May 13, 2009 at 7:11 PM (Film Noir Reviews) (, , , , , , , )

Boomerang is a 1947 film directed by Elia Kazan, Kazan’s 3rd film, and includes a fairly large cast of film noir favorites. Dana Andrews is the star and a film noir legend. Other noir stalwarts include Lee J. Cobb, Arthur Kennedy, Sam Levene, Jane Wyatt, Ed Begley and Karl Malden. 

Boomerang has a striking and violent beginning for the period, with the voice-of-god narraration setting the stage while a minister walks along the street saying hello to the townspeople. Suddenly a pistol comes into the frame just above and behind the minister’s head. A quick cut away to the townsfolk minding their own business on the street and the shot rings out. 

From then on, the chase begins for the killer of the beloved minister. The entire local rabble is brought in for questioning and the townspeople are calling for action. This is all shown in a couple of montage sequences which is well done and is good for the economy of the film. 

Finally, the police think they have their man in John Waldron (Arthur Kennedy) who is a war veteran that is down on his luck. He is interrogated without a lawyer for hours on end by Police Chief Harold Robinson (Lee J. Cobb) and Lt. White (Karl Malden). The sleep depravation and other interrogation methods finally force Waldron to confess and the trial ensues. Andrews plays the State’s Attorney Henry Harvey that is trying the case of the roustabout Waldron. 

This film, if it is about only one thing, it is corruption. All the while the police are looking for the killer of the minister; the ones who have the power in the town are trying to use the killing as a means of gaining more power. Henry Harvey gets caught up in this and the pressure is also put on Robinson to get someone for the murder. 

Harvey puts on the pressure, but still retains some of his morality. He wants to seek the truth, but once the governor’s office is dangled in front of his face; his morality takes a back seat to his ambition.

 The noir elements of this film are most noticeable in the low angle shots used by Kazan, Kazan’s night scenes, and the Arthur Kennedy character Waldron. Waldron, though not the protagonist, is the one who is subjected to the roller coaster ride of fate. He is being accused of murder and has no real recourse. He is having trouble re-adjusting to life coming back from the war and is extremely conflicted and volatile, especially as he becomes more a pawn in the powerbroker’s local political maneuverings.   
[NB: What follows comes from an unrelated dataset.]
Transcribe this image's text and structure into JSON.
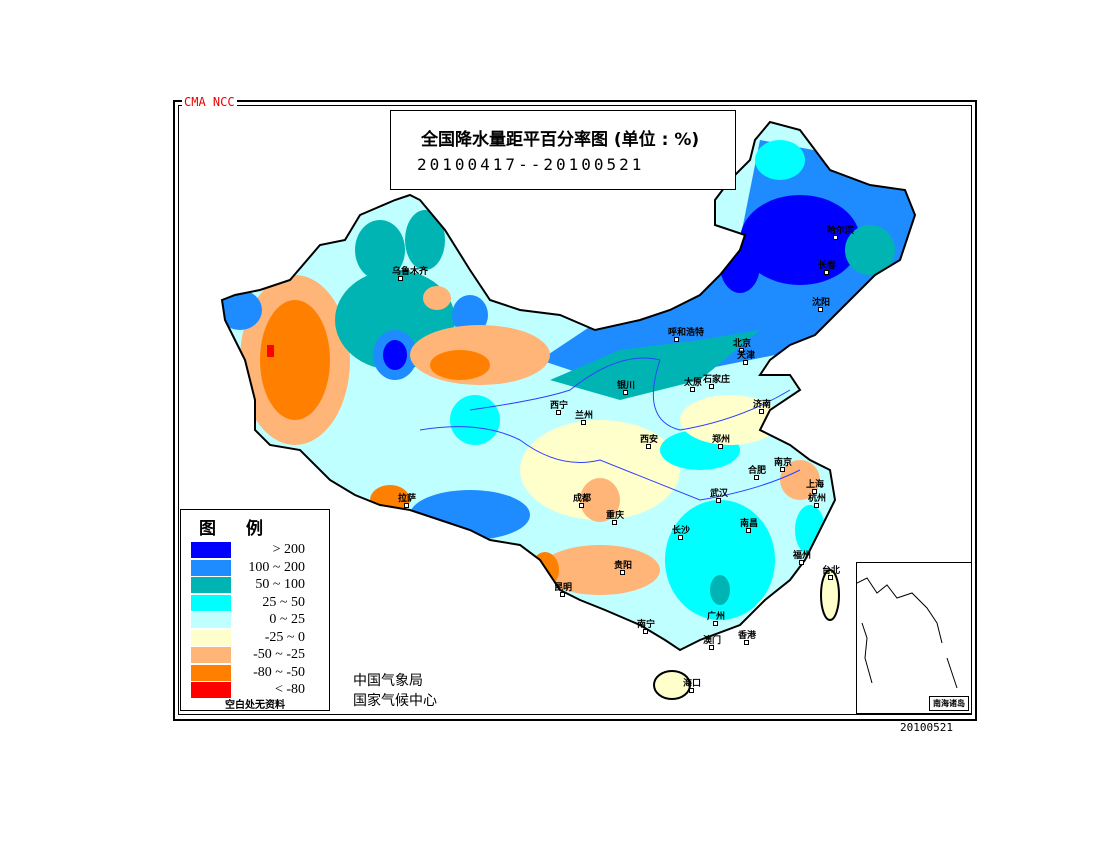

The look of this film is tempered a bit from noirs such as Out of the Past and The Big Combo, but mainly because Kazan is not generally considered a film noir director. Along with Boomerang, Kazan’s only other noir direction is for Panic in the Streets. Both of which are early examples of docu-noir with their style not as stark because of the more realistic documentary look that is also being sought. 
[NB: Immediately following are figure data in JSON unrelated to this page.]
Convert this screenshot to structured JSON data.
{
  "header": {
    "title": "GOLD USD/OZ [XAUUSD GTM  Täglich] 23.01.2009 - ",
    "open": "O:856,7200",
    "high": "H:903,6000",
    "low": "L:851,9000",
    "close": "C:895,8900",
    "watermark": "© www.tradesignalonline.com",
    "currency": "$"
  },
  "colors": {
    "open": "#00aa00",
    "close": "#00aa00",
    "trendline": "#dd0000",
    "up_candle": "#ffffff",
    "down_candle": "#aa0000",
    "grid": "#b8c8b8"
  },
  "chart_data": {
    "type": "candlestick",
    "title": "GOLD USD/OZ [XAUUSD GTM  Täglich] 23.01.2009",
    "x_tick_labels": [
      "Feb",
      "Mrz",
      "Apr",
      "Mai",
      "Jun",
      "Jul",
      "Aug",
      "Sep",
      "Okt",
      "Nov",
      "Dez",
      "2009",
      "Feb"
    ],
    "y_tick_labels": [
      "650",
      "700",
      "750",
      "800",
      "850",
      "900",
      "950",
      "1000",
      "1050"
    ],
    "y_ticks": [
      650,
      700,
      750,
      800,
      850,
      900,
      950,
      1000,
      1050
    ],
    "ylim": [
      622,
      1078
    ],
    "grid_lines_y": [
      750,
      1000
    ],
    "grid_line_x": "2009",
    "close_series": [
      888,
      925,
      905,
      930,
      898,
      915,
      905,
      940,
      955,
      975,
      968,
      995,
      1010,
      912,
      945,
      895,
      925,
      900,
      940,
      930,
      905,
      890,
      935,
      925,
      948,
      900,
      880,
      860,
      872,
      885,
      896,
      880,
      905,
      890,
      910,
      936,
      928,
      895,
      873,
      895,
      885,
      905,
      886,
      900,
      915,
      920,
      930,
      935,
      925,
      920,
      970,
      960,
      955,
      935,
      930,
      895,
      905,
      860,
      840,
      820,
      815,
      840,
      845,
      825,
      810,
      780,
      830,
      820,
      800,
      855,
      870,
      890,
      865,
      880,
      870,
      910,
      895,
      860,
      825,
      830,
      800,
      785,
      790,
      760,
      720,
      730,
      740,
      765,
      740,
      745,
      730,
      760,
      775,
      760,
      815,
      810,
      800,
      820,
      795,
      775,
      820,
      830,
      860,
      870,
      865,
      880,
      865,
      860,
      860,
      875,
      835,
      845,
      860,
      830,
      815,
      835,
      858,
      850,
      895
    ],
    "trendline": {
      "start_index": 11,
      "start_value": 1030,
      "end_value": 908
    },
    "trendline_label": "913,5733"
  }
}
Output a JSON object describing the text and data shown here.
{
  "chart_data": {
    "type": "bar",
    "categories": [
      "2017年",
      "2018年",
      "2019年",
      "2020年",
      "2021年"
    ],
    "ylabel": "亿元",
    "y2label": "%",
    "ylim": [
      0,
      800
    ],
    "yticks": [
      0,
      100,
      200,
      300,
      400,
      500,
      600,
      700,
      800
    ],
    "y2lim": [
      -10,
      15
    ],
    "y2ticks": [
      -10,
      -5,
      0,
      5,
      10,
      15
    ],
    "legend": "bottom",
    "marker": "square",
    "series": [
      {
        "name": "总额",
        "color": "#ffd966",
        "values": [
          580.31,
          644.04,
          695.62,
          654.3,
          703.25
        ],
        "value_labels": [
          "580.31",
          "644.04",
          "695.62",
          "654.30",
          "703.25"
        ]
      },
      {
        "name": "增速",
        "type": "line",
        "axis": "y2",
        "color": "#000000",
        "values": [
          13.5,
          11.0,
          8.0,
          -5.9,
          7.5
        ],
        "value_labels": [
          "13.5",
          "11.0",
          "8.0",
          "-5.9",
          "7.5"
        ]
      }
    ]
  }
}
As a docu-noir, this film is based upon a true story and the film is shot entirely on location in a small town in Connecticut. Many of the residents of the small town were used as extras and in minor roles. 

Spoiler Alert

 Dana Andrews’ character is different from many noir protagonists because he is not as subject to the fatalism that pervades most noir pictures. Andrews has control of the situation and he finally overcomes his own ambition for the Governship to do the right thing and seek the truth about the murder. He never finds the truth, as the case is still unsolved, but he does not convict an innocent man.
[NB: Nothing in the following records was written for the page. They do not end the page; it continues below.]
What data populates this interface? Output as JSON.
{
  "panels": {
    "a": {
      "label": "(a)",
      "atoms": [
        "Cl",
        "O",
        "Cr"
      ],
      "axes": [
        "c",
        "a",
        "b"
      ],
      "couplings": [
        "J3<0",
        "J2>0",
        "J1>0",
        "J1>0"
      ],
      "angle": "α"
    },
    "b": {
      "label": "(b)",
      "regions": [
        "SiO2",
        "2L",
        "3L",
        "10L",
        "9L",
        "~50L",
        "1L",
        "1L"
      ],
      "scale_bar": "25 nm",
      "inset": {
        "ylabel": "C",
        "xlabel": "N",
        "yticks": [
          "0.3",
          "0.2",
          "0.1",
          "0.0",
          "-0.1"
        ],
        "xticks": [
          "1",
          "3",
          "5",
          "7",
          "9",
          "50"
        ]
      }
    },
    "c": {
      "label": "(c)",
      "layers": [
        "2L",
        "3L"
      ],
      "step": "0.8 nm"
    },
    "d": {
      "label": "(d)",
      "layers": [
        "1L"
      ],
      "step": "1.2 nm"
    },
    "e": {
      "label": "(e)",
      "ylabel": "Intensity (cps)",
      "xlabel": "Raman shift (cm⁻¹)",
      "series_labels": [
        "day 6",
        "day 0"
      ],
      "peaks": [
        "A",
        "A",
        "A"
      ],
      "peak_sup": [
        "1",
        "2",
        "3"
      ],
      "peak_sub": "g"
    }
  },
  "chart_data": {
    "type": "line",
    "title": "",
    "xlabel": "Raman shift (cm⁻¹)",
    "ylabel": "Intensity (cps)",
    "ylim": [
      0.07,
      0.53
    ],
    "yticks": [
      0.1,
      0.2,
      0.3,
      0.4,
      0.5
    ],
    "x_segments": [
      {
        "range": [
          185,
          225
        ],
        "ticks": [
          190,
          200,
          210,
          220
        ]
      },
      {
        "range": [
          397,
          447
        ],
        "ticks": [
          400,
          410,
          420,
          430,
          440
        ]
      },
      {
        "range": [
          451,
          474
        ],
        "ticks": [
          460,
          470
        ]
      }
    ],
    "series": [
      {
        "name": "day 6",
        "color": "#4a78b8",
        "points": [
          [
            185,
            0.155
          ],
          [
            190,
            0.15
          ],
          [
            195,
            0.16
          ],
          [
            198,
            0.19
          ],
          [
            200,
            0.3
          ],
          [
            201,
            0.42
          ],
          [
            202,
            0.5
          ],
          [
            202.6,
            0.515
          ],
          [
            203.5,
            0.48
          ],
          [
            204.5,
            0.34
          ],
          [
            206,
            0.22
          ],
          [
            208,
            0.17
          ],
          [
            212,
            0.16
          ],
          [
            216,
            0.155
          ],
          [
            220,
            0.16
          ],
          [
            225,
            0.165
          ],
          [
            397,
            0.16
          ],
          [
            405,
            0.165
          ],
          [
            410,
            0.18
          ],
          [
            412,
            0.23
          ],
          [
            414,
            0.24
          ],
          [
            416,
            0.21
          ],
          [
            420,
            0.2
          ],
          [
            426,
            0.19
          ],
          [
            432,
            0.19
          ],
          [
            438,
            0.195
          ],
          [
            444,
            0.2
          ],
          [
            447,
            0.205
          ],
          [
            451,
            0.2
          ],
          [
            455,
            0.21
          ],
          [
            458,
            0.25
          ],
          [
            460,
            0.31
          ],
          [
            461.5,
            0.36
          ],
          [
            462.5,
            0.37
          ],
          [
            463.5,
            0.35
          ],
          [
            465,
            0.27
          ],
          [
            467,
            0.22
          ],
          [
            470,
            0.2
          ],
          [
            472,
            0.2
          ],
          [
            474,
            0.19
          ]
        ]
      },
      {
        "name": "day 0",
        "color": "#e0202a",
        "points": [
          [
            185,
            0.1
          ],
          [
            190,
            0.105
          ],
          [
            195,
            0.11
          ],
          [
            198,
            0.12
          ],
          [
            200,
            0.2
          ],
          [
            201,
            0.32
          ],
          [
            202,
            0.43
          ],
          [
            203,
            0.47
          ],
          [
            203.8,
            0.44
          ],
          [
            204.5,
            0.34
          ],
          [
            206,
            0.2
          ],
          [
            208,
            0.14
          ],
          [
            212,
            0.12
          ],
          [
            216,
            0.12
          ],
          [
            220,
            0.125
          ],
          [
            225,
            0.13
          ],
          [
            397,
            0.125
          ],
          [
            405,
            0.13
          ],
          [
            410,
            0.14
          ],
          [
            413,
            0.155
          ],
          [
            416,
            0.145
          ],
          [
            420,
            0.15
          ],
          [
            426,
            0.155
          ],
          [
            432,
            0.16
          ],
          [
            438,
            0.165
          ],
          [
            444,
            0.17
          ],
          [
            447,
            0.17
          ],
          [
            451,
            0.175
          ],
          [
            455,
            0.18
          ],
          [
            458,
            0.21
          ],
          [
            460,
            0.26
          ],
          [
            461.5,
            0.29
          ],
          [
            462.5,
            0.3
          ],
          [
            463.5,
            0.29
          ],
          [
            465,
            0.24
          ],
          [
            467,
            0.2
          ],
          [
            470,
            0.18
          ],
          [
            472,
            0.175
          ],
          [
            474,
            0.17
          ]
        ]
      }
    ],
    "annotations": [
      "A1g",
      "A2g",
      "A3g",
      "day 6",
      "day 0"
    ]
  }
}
 This is a solid film with lots of solid acting. The cast is rather large, but each character has enough depth to set them apart from one another. It is not a visually striking as many of the better film noirs, but that can be explained by Kazan’s desire for a measure of realism.

 The first two-thirds of the film are much better than the last third. The courtroom scenes that dominate the ending of the film are almost laughable and any chance at realism is thrown out the window with the ridiculous proceedings that would have been ridiculous even for 1947 audiences.

 I still recommend this film, as it gives an eye toward what would eventually develop into a style for Kazan, because many of the actors are noir regulars that make most films worth watching, and because the portrayal of corruption is rather complex and ironic with the “reformers” being just as corrupt as the system they are attempting to reform.